After a reader had slogged through a 28-page forum discussion on Comprehensible Input-based language teaching, the question came out: Could someone post a very brief, 3- or 4- point summary of the basics? This is my take on that.
Comprehensible Input: the brain acquires language by hearing language it can understand.
It takes many repetitions for the brain to acquire new words, and many more repetitions for it to master and internalize a new structure (“grammar pattern”) so it can use (comprehend or produce) either unconsciously and correctly.
Acquisition takes time, and everyone’s acquisition goes at a slightly different pace.
Output will happen when the brain has sufficiently grasped a certain word or piece of structure. Until then, output is forced and most often will be incorrect as the brain seeks to use rules and logic to consciously construct language based on its knowledge of the native and any other languages it knows well or in part.
Most programs these days teach some variation of the “communicative approach”, which holds that the brain learns language through memorization of patterns and vocabulary items which are plugged into the patterns. Under this view, output must be forced so that the student can “practice” the new material by speaking and writing it, in order to master it.
CI and the communicative approach are diametrically opposed to one another because of the basic difference in the beliefs underpinning each about how language is acquired/learned.

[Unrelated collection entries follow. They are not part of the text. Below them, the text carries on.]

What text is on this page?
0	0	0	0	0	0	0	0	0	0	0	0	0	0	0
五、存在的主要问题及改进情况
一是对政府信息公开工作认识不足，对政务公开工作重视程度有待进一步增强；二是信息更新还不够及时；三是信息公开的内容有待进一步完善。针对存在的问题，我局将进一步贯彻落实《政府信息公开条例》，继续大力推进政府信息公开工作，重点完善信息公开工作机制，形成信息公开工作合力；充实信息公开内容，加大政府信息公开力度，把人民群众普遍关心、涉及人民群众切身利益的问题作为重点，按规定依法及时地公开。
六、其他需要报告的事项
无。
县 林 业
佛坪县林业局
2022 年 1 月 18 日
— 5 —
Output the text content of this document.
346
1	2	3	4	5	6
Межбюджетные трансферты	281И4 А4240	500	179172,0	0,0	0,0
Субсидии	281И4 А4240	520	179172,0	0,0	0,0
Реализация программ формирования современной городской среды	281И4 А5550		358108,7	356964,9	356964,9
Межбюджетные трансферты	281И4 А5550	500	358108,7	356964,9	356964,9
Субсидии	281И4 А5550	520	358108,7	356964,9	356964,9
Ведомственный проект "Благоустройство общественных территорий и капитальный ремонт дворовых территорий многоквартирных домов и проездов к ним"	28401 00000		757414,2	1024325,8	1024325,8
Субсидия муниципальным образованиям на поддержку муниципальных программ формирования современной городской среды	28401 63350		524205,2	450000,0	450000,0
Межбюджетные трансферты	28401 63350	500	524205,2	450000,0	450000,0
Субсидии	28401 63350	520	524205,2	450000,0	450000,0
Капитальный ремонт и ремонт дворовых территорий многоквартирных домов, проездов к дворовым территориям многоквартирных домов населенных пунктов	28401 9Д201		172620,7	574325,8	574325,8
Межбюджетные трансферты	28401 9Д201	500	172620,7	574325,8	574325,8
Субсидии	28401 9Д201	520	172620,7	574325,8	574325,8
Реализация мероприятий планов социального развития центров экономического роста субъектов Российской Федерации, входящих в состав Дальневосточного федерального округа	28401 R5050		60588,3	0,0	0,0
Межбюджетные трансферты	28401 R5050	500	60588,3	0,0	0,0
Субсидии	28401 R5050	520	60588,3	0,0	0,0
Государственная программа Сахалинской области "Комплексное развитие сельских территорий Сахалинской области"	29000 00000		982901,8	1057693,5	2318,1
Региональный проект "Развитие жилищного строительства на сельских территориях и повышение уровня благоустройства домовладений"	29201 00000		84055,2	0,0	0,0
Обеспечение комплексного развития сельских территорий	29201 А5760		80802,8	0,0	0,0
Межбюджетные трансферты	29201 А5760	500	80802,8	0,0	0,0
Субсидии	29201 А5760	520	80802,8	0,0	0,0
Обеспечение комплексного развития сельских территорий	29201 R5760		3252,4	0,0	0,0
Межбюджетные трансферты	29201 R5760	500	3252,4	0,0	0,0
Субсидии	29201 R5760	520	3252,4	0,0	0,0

Even the meaning assigned to the phrase “comprehensible input” (which has been used daily by the CI community for many years) differs hugely between the CI and communicative communities. When a communicative trainer says “comprehensible” what he really means, to the CI teacher, is “somewhat comprehensible”, “we’ll gesture and hope for the best”, or “we managed to avoid translation”. None of these are acceptable for TPRS teachers within the CI philosophy of teaching. I strongly urge the rules-and-output folks to find another term, because it simply does not fit with logic that “comprehensible” should mean anything less than “able to be understood”!